If you ask any of my colleagues, they will tell you I have a probably unhealthy obsession with old TV and film facilities, be it Pinewood, The London Studios or TV Centre, I am never happier than when I come across a rack of old Component patch panels or Bantam jack fields. I love the engineering that went in to television, and I have to confess that I am gutted I never got the opportunity to partake in any BBC, Thames, LWT, Granada et al engineering training.
Because of this, when I heard that TV Centre was up for sale by the Beeb, my initial reaction was one of annoyance. For whatever the BBC has become in recent years, it can be held responsible for some of the greatest advances in broadcast technology, and TV Centre is one of the few facilities built from the ground up with engineering at its heart. Its very shape was produced by needing to ensure that all the cabling in the building ran the same length, so in times of live TV before digital, the delay produced by running analogue signals through lengths of copper, was the same from all the studios. How dare the corporation deem it appropriate to mothball this facility and move a large part of its operation to a new high tech media centre in Salford.

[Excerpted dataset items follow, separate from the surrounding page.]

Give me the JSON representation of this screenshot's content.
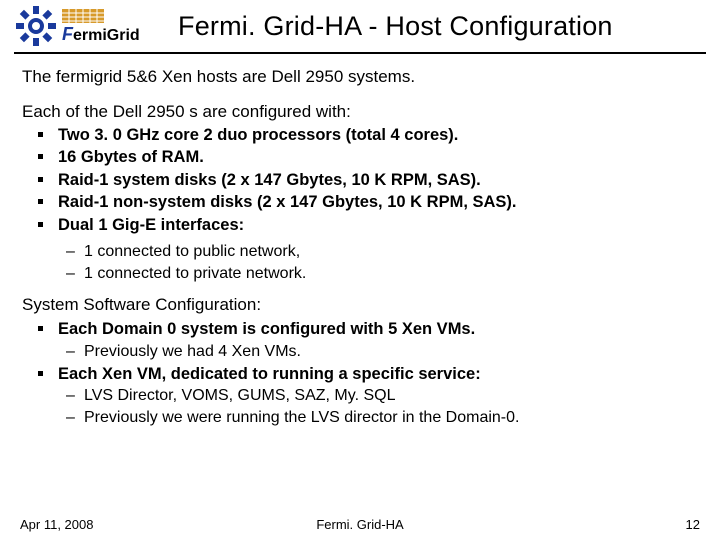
{
  "header": {
    "logo_text": "ermiGrid",
    "title": "Fermi. Grid-HA - Host Configuration"
  },
  "body": {
    "p1": "The fermigrid 5&6 Xen hosts are Dell 2950 systems.",
    "p2": "Each of the Dell 2950 s are configured with:",
    "hw": [
      "Two 3. 0 GHz core 2 duo processors (total 4 cores).",
      "16 Gbytes of RAM.",
      "Raid-1 system disks (2 x 147 Gbytes, 10 K RPM, SAS).",
      "Raid-1 non-system disks (2 x 147 Gbytes, 10 K RPM, SAS).",
      "Dual 1 Gig-E interfaces:"
    ],
    "hw_sub": [
      "1 connected to public network,",
      "1 connected to private network."
    ],
    "p3": "System Software Configuration:",
    "sw1": "Each Domain 0 system is configured with 5 Xen VMs.",
    "sw1_sub": [
      "Previously we had 4 Xen VMs."
    ],
    "sw2": "Each Xen VM, dedicated to running a specific service:",
    "sw2_sub": [
      "LVS Director, VOMS, GUMS, SAZ, My. SQL",
      "Previously we were running the LVS director in the Domain-0."
    ]
  },
  "footer": {
    "left": "Apr 11, 2008",
    "center": "Fermi. Grid-HA",
    "right": "12"
  }
}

However as time went on I began to think more on the subject, thinking that coincided with being involved in a large OB rig where we effectively had a hand in building a full scale HD Broadcast facility in a muddy field in Somerset. It struck me one evening as I listened to the servers spin up to take the load of that evenings edit, that as much as the geek in me will miss TV Centre, Broadcast technology does not need large facilities anymore. The equipment required is now comparatively cheap and small, compared to the heydays of the 1980’s and 90’s. The 100 thousand pound edit suite is a thing of the past and something I have to admit was before my time. Whereas in the past it was a challenge to get colour TV pictures on the air from a dedicated facility, we now have the capability to capture, edit and broadcast full HD with 5.1 surround from a field, in the rain, surrounded by sheep, and we at Hyperactive have done so very successfully several times this year.
I think what I am trying to say is, whilst it is a shame that the BBC is planning on selling off a broadcasting landmark, we should look at what our current crop of broadcast engineering professionals are achieving, on ever tightening budgets, in ever more difficult locations and in far shorter time constraints. The physical landmarks of yesterdays broadcasters may be disappearing, but they are being replaced with phenomenal landmark broadcasting output, which lets face it, at the end of the day is what this business is really all about.